Patients with mature B-cell non-Hodgkin lymphoma (NHL) who were suspicious of radiological residual mass at mid or end of treatment and subjected to second biopsy were treated at our center between January 2001 and December 2015. Their clinical characteristics, imaging findings, pathological changes, management, and prognosis were reviewed retrospectively.
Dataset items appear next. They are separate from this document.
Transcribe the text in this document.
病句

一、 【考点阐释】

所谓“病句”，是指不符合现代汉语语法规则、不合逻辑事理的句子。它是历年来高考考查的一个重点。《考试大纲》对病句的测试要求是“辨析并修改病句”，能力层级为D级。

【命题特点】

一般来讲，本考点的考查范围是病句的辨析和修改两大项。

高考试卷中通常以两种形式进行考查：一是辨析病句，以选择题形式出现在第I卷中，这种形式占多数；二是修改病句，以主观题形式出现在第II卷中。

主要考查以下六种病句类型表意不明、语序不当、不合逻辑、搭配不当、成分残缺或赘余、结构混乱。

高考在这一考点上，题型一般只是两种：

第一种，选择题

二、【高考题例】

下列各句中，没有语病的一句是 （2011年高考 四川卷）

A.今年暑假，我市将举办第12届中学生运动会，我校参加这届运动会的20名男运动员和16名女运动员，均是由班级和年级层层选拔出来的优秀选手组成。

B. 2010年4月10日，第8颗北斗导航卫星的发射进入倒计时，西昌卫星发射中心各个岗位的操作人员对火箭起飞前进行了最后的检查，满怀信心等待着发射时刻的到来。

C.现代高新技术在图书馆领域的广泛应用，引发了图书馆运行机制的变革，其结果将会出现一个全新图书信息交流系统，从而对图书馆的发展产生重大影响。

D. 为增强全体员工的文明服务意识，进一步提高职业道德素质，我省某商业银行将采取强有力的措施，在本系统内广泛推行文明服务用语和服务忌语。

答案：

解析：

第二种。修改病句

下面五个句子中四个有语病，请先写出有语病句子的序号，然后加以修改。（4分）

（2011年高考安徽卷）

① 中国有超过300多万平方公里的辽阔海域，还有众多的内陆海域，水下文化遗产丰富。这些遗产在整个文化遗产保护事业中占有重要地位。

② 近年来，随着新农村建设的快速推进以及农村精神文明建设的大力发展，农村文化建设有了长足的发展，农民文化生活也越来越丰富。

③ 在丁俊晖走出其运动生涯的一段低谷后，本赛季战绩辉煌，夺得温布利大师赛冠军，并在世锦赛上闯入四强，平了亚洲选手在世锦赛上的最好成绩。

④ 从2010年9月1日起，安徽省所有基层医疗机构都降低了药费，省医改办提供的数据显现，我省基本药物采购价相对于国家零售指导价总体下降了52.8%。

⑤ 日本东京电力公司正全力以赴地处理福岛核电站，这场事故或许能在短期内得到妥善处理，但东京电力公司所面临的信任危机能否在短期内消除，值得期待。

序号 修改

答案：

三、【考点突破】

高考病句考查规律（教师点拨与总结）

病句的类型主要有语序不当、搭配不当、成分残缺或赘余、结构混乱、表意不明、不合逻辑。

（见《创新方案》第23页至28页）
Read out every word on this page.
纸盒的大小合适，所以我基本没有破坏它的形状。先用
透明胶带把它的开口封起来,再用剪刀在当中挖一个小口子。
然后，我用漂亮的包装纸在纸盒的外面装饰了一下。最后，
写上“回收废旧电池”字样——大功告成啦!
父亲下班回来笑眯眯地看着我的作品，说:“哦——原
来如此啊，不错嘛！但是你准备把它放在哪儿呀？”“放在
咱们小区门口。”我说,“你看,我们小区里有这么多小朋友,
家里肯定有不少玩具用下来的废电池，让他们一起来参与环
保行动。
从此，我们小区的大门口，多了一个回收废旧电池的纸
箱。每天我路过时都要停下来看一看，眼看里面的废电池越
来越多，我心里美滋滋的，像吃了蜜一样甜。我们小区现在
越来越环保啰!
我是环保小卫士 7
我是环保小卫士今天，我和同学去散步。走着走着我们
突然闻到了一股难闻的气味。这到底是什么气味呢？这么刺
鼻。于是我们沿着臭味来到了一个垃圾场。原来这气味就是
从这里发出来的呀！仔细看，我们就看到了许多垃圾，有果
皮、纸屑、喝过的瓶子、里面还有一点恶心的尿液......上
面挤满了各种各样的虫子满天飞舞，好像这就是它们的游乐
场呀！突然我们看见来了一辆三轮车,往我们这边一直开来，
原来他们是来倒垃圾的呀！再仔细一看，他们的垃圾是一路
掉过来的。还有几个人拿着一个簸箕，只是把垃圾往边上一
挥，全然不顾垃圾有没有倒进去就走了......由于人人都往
A total of 31 children were included (13 boys and 18 girls, median age at diagnosis 6.1 years). The median time from diagnosis to second biopsy was 3.15 months (range 2.3-18 months). Biopsy confirmed the presence of viable tumor in eight patients. The specificity and positive predictive value of conventional imaging in detecting residual detectable by biopsy were at 9 and 28.6%, while sensitivity and negative predictive value of this approach were both 100%. Three of the histologic positive patients experienced progressive disease or relapse while the others achieved complete remission (CR) and 21 patients achieved long-time CR at median follow-up of 3.2 years. The median progression-free survival (PFS) time of all 31 was 28 months and 5-year PFS rate was 90.0%. Five-year PFS rate of negative-biopsy and positive-biopsy group were 100 and 62.5%, respectively ( = 0.002).
Conventional imaging has very high sensitivity but very low specificity for the accurate determination of residual disease in pediatric NHL. Second-look biopsy is necessary to differentiate viable tumor from necrosis or fibrosis and is solid evidence-based foundation of subsequent treatment.
评估小儿成熟B细胞非霍奇金淋巴瘤(NHL)化疗期间或化疗后对残留肿块进行二次活检的影响。
2001年1月至2015年12月期间,在本中心接受治疗的成熟B细胞非霍奇金淋巴瘤(NHL)患者,这些患者在治疗中期或末期有放射学残留肿块可疑并接受了二次活检。回顾性分析他们的临床特征、影像学表现、病理变化、治疗及预后情况。
共纳入31名儿童(13名男孩和18名女孩,诊断时中位年龄6.1岁)。从诊断到二次活检的中位时间为3.15个月(范围2.3 - 18个月)。活检证实8例患者存在存活肿瘤。传统影像学检测活检可发现的残留肿瘤的特异性和阳性预测值分别为9%和28.6%,而该方法的敏感性和阴性预测值均为100%。组织学阳性的3例患者出现疾病进展或复发,其他患者获得完全缓解(CR),21例患者在中位随访3.2年时获得长期CR。31例患者的中位无进展生存期(PFS)为28个月,5年PFS率为90.0%。二次活检阴性组和阳性组的5年PFS率分别为100%和62.5%(P = 0.002)。
传统影像学对准确判断小儿NHL残留病灶具有很高的敏感性,但特异性很低。二次活检对于区分存活肿瘤与坏死或纤维化是必要的,是后续治疗坚实的循证基础。